Search code examples
javardfjenasemantic-webowl

How to extract RDF triples from XML file using an existing ontology?


I am trying to extract RDF triples from XML files by using an existing ontology. I am using Java, and can use XPath to extract data from XML and Jena to read and write RDF documents and ontologies. How can I extract the relevant triples from the XML according to the existing ontology?


Solution

  • Forget about XPath to extract triples, it way easier and less problematic with Jena.

    You can use the interface SimpleSelector together with model.listStatements from Jena.

    In this example I am using SimpleSelector to find all the triples with a single property but you can implement the any search you need by customizing the method selects.

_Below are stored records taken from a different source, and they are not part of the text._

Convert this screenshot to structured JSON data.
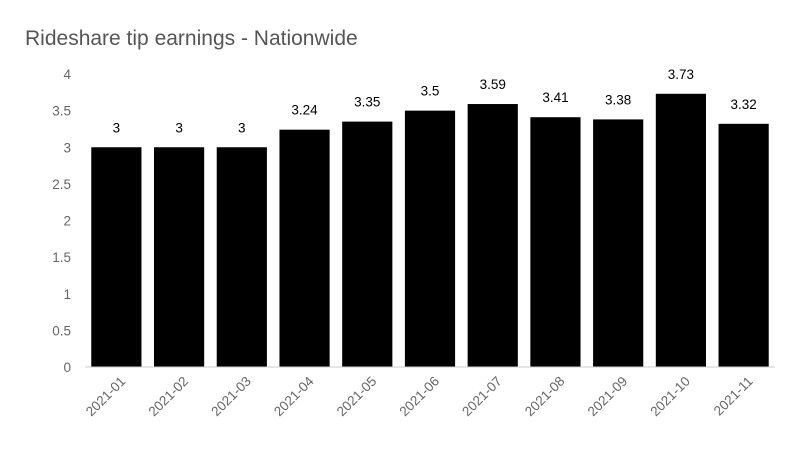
{
  "chart_data": {
    "type": "bar",
    "title": "Rideshare tip earnings - Nationwide",
    "xlabel": "",
    "ylabel": "",
    "categories": [
      "2021-01",
      "2021-02",
      "2021-03",
      "2021-04",
      "2021-05",
      "2021-06",
      "2021-07",
      "2021-08",
      "2021-09",
      "2021-10",
      "2021-11"
    ],
    "values": [
      3,
      3,
      3,
      3.24,
      3.35,
      3.5,
      3.59,
      3.41,
      3.38,
      3.73,
      3.32
    ],
    "data_labels": [
      "3",
      "3",
      "3",
      "3.24",
      "3.35",
      "3.5",
      "3.59",
      "3.41",
      "3.38",
      "3.73",
      "3.32"
    ],
    "ylim": [
      0,
      4
    ],
    "y_ticks": [
      "0",
      "0.5",
      "1",
      "1.5",
      "2",
      "2.5",
      "3",
      "3.5",
      "4"
    ],
    "grid": false,
    "legend": "none",
    "bar_color": "#000000",
    "axis_color": "#cccccc"
  }
}
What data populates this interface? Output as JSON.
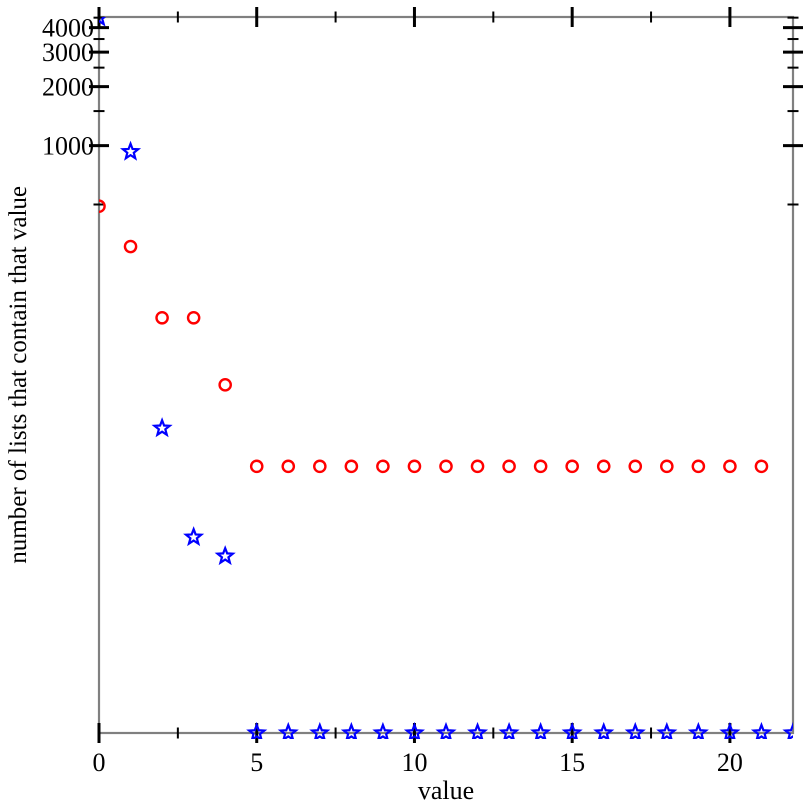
{
  "figure": {
    "background_color": "#ffffff",
    "frame_color": "#808080",
    "tick_color": "#000000",
    "label_color": "#000000"
  },
  "chart_data": {
    "type": "scatter",
    "title": "",
    "xlabel": "value",
    "ylabel": "number of lists that contain that value",
    "grid": "off",
    "legend": "none",
    "x_axis": {
      "scale": "linear",
      "min": 0,
      "max": 22,
      "major_ticks": [
        {
          "value": 0,
          "label": "0"
        },
        {
          "value": 5,
          "label": "5"
        },
        {
          "value": 10,
          "label": "10"
        },
        {
          "value": 15,
          "label": "15"
        },
        {
          "value": 20,
          "label": "20"
        }
      ],
      "minor_ticks": [
        2.5,
        7.5,
        12.5,
        17.5
      ]
    },
    "y_axis": {
      "scale": "log",
      "min": 1,
      "max": 4535,
      "major_ticks": [
        {
          "value": 1000,
          "label": "1000"
        },
        {
          "value": 2000,
          "label": "2000"
        },
        {
          "value": 3000,
          "label": "3000"
        },
        {
          "value": 4000,
          "label": "4000"
        }
      ],
      "minor_ticks": [
        500,
        1500,
        2500,
        3500,
        4500
      ]
    },
    "series": [
      {
        "name": "red-circles",
        "marker": "circle",
        "color": "#ff0000",
        "points": [
          [
            0,
            490
          ],
          [
            1,
            305
          ],
          [
            2,
            132
          ],
          [
            3,
            132
          ],
          [
            4,
            60
          ],
          [
            5,
            23
          ],
          [
            6,
            23
          ],
          [
            7,
            23
          ],
          [
            8,
            23
          ],
          [
            9,
            23
          ],
          [
            10,
            23
          ],
          [
            11,
            23
          ],
          [
            12,
            23
          ],
          [
            13,
            23
          ],
          [
            14,
            23
          ],
          [
            15,
            23
          ],
          [
            16,
            23
          ],
          [
            17,
            23
          ],
          [
            18,
            23
          ],
          [
            19,
            23
          ],
          [
            20,
            23
          ],
          [
            21,
            23
          ]
        ]
      },
      {
        "name": "blue-stars",
        "marker": "star",
        "color": "#0000ff",
        "points": [
          [
            0,
            4500
          ],
          [
            1,
            930
          ],
          [
            2,
            36
          ],
          [
            3,
            10
          ],
          [
            4,
            8
          ],
          [
            5,
            1
          ],
          [
            6,
            1
          ],
          [
            7,
            1
          ],
          [
            8,
            1
          ],
          [
            9,
            1
          ],
          [
            10,
            1
          ],
          [
            11,
            1
          ],
          [
            12,
            1
          ],
          [
            13,
            1
          ],
          [
            14,
            1
          ],
          [
            15,
            1
          ],
          [
            16,
            1
          ],
          [
            17,
            1
          ],
          [
            18,
            1
          ],
          [
            19,
            1
          ],
          [
            20,
            1
          ],
          [
            21,
            1
          ],
          [
            22,
            1
          ]
        ]
      }
    ]
  }
}
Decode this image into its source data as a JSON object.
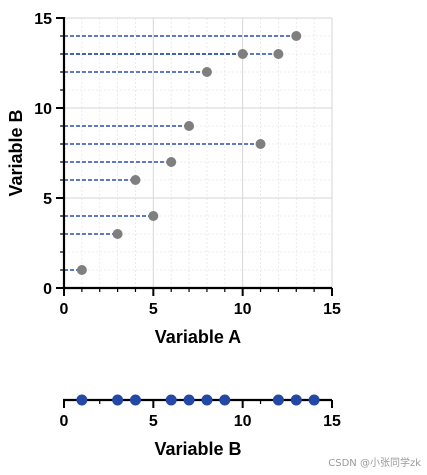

    FileManager fManager = FileManager.get();
    Model model = fManager.loadModel("some_file.rdf");
    
    Property someRelevantProperty = 
        model. createProperty("http://your.data.org/ontology/",
                              "someRelevantProperty");
    
    SimpleSelector selector = new SimpleSelector(null, null, (RDFNode)null) {
        public boolean selects(Statement s)
            { return s.getPredicate().equals(someRelevantProperty);}
    }
    
    StmtIterator iter = model.listStatements(selector);
    while(it.hasNext()) {
       Statement stmt = iter.nextStatement();
       System.out.print(stmt.getSubject().toString());
       System.out.print(stmt.getPredicate().toString());
       System.out.println(stmt.getObject().toString());
    }
    

    You'll find more information here.

    If you describe a bit more the ontology you are using and the type of search you need we might be able to help more.